Spindler made an early bet on Twiga Foods, a logistics company that buys produce from Kenyan farmers and delivers it to urban markets and kiosks. The $2 million seed round that I-DEV helped secure in 2016 was at the time East Africa’s largest-ever. Twiga has since raised more than $20 million to become one of Kenya’s largest distributors of basic food items.
Spindler was a mentor for the entrepreneur network Endeavor, an early investor in Cellulant, an African payments company that has offices in the complex where the attacks took place. The company said only, “Some staff members are injured & we are currently undertaking a headcount.”
Cellulant has brought mobile banking services to tens of millions of Africans and last year raised a $47 million round of financing led by TPG Growth’s Rise Fund. The firm’s valuation topped $100 million, giving it a higher market capitalization than many companies on the Nairobi Securities Exchange. Then came Tuesday’s attacks.
Tributes from the field
“Jason always viewed one of I-DEV’s biggest assets as its ability to connect aligned forces,” Dan Block, an early I-DEV team member now with Global Innovation Fund, told ImpactAlpha. One of I-DEV’s early catch phrases: “As comfortable in the boardroom as in the field.” Spindler exemplified this, Block says, “and built an organization filled with people that embodied those qualities—sense of adventure, critical business rigor, and commitment to improving the world.”

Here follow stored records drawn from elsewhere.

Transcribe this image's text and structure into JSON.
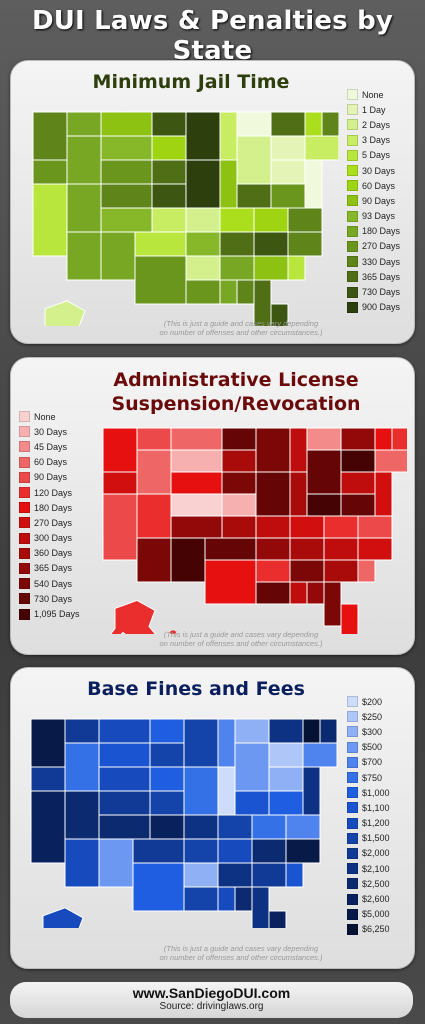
{
  "title": "DUI Laws & Penalties by State",
  "panels": [
    {
      "title": "Minimum Jail Time",
      "note_line1": "(This is just a guide and cases vary depending",
      "note_line2": "on number of offenses and other circumstances.)",
      "legend": [
        "None",
        "1 Day",
        "2 Days",
        "3 Days",
        "5 Days",
        "30 Days",
        "60 Days",
        "90 Days",
        "93 Days",
        "180 Days",
        "270 Days",
        "330 Days",
        "365 Days",
        "730 Days",
        "900 Days"
      ],
      "colors": [
        "#f1f9dc",
        "#e3f4b6",
        "#d4f08c",
        "#c8ed62",
        "#b9e63d",
        "#abdf1d",
        "#9fd412",
        "#8dc213",
        "#86b829",
        "#78a823",
        "#6b961e",
        "#5e841a",
        "#4f6e16",
        "#3d5712",
        "#2c3f0d"
      ]
    },
    {
      "title_line1": "Administrative License",
      "title_line2": "Suspension/Revocation",
      "note_line1": "(This is just a guide and cases vary depending",
      "note_line2": "on number of offenses and other circumstances.)",
      "legend": [
        "None",
        "30 Days",
        "45 Days",
        "60 Days",
        "90 Days",
        "120 Days",
        "180 Days",
        "270 Days",
        "300 Days",
        "360 Days",
        "365 Days",
        "540 Days",
        "730 Days",
        "1,095 Days"
      ],
      "colors": [
        "#fad1d1",
        "#f7b0b0",
        "#f38b8b",
        "#ef6666",
        "#ec4a4a",
        "#ea2e2e",
        "#e61010",
        "#d10f0f",
        "#bf0d0d",
        "#a90b0b",
        "#930909",
        "#7b0707",
        "#650505",
        "#460303"
      ]
    },
    {
      "title": "Base Fines and Fees",
      "note_line1": "(This is just a guide and cases vary depending",
      "note_line2": "on number of offenses and other circumstances.)",
      "legend": [
        "$200",
        "$250",
        "$300",
        "$500",
        "$700",
        "$750",
        "$1,000",
        "$1,100",
        "$1,200",
        "$1,500",
        "$2,000",
        "$2,100",
        "$2,500",
        "$2,600",
        "$5,000",
        "$6,250"
      ],
      "colors": [
        "#cddcfb",
        "#afc7f8",
        "#8fb0f5",
        "#6d98f1",
        "#4f83ee",
        "#3470e6",
        "#1f5ee0",
        "#1a54d0",
        "#174bbd",
        "#1443aa",
        "#113a96",
        "#0e3283",
        "#0c2a70",
        "#09225d",
        "#071a48",
        "#051233"
      ]
    }
  ],
  "chart_data": [
    {
      "type": "map",
      "title": "Minimum Jail Time",
      "legend": [
        "None",
        "1 Day",
        "2 Days",
        "3 Days",
        "5 Days",
        "30 Days",
        "60 Days",
        "90 Days",
        "93 Days",
        "180 Days",
        "270 Days",
        "330 Days",
        "365 Days",
        "730 Days",
        "900 Days"
      ]
    },
    {
      "type": "map",
      "title": "Administrative License Suspension/Revocation",
      "legend": [
        "None",
        "30 Days",
        "45 Days",
        "60 Days",
        "90 Days",
        "120 Days",
        "180 Days",
        "270 Days",
        "300 Days",
        "360 Days",
        "365 Days",
        "540 Days",
        "730 Days",
        "1,095 Days"
      ]
    },
    {
      "type": "map",
      "title": "Base Fines and Fees",
      "legend": [
        "$200",
        "$250",
        "$300",
        "$500",
        "$700",
        "$750",
        "$1,000",
        "$1,100",
        "$1,200",
        "$1,500",
        "$2,000",
        "$2,100",
        "$2,500",
        "$2,600",
        "$5,000",
        "$6,250"
      ]
    }
  ],
  "footer": {
    "site": "www.SanDiegoDUI.com",
    "source": "Source: drivinglaws.org"
  }
}
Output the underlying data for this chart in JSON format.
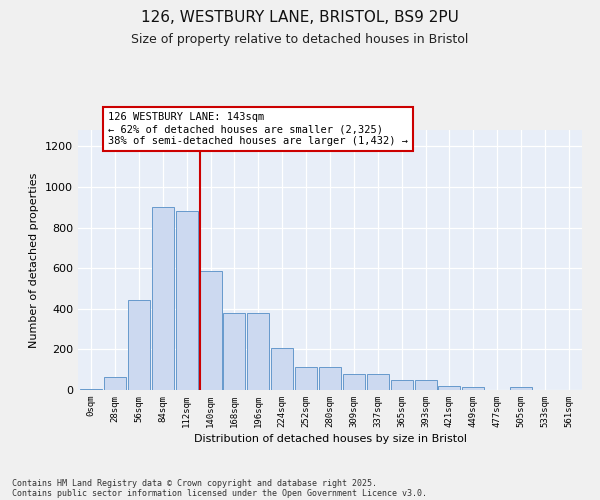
{
  "title_line1": "126, WESTBURY LANE, BRISTOL, BS9 2PU",
  "title_line2": "Size of property relative to detached houses in Bristol",
  "xlabel": "Distribution of detached houses by size in Bristol",
  "ylabel": "Number of detached properties",
  "bar_labels": [
    "0sqm",
    "28sqm",
    "56sqm",
    "84sqm",
    "112sqm",
    "140sqm",
    "168sqm",
    "196sqm",
    "224sqm",
    "252sqm",
    "280sqm",
    "309sqm",
    "337sqm",
    "365sqm",
    "393sqm",
    "421sqm",
    "449sqm",
    "477sqm",
    "505sqm",
    "533sqm",
    "561sqm"
  ],
  "bar_values": [
    5,
    65,
    445,
    900,
    880,
    585,
    380,
    378,
    205,
    115,
    115,
    80,
    80,
    50,
    50,
    20,
    14,
    2,
    14,
    2,
    2
  ],
  "bar_color": "#ccd9f0",
  "bar_edge_color": "#6699cc",
  "bg_color": "#e8eef8",
  "grid_color": "#ffffff",
  "vline_color": "#cc0000",
  "vline_index": 5,
  "annotation_text": "126 WESTBURY LANE: 143sqm\n← 62% of detached houses are smaller (2,325)\n38% of semi-detached houses are larger (1,432) →",
  "annotation_box_facecolor": "#ffffff",
  "annotation_box_edgecolor": "#cc0000",
  "ylim": [
    0,
    1280
  ],
  "yticks": [
    0,
    200,
    400,
    600,
    800,
    1000,
    1200
  ],
  "footnote_line1": "Contains HM Land Registry data © Crown copyright and database right 2025.",
  "footnote_line2": "Contains public sector information licensed under the Open Government Licence v3.0."
}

“I-DEV was the embodiment of Jason’s life-passion for changing the world, and a testament of his incredible energy and vision,” said former I-DEV team member Camille Chouan. “Jason, you were a force to be reckoned with. You taught me to think big, not be afraid to ask the hard questions, push myself out of my comfort zone, and speak up for my ideas. Thank you for everything, you’ve impacted my life in ways you will never know.”
Impact investing advisor Jed Emerson shared with ImpactAlpha that Spindler, “was just an incredible light in our field—sharp as a tack, visionary, committed and just a funny mother– who was a pleasure to be around.”
The Cordes Foundation’s Steph Cordes spoke to Spindler the day before the attack. “It’s your fearlessness, leadership and confidence in the future of Africa that I’ve always admired and will forever be remembered,” she wrote on his Facebook page. “Hope that you’re up there continuing to spread that infectious smile and positive energy on life’s new unexpected turn. Make an adventure out of it, just like you always do.”
Village Capital’s Ross Baird tweeted, “Jason Spindler was infectiously curious, empathetic, adventurous, and effective at making the changes he wanted to see in the world. He was a generous friend to me and so many worldwide.” Ford Foundation’s Graham McMillan wrote, “Jason Spindler was a dreamer and a doer. He embodied the best of humanity. He cared more about others than he did himself. He left this world a better place and me a better person for having known him. Rest In Peace and know that what you did when you were here was worth it.”
“Jason, we love you and will try to honor and keep up your good works on this earth, and know your warm smile and spirit is shining down on us,” said Candide Group’s Morgan Simon.
The legacy of Spindler is the hard work of putting deals together and driving impact. Behind almost every deal written up in The Brief is a Spindler and an I-DEV or another often unsung intermediary that helped get it going. That’s not taking risks. It’s taking leadership.
ImpactAlpha’s Jessica Pothering contributed reporting.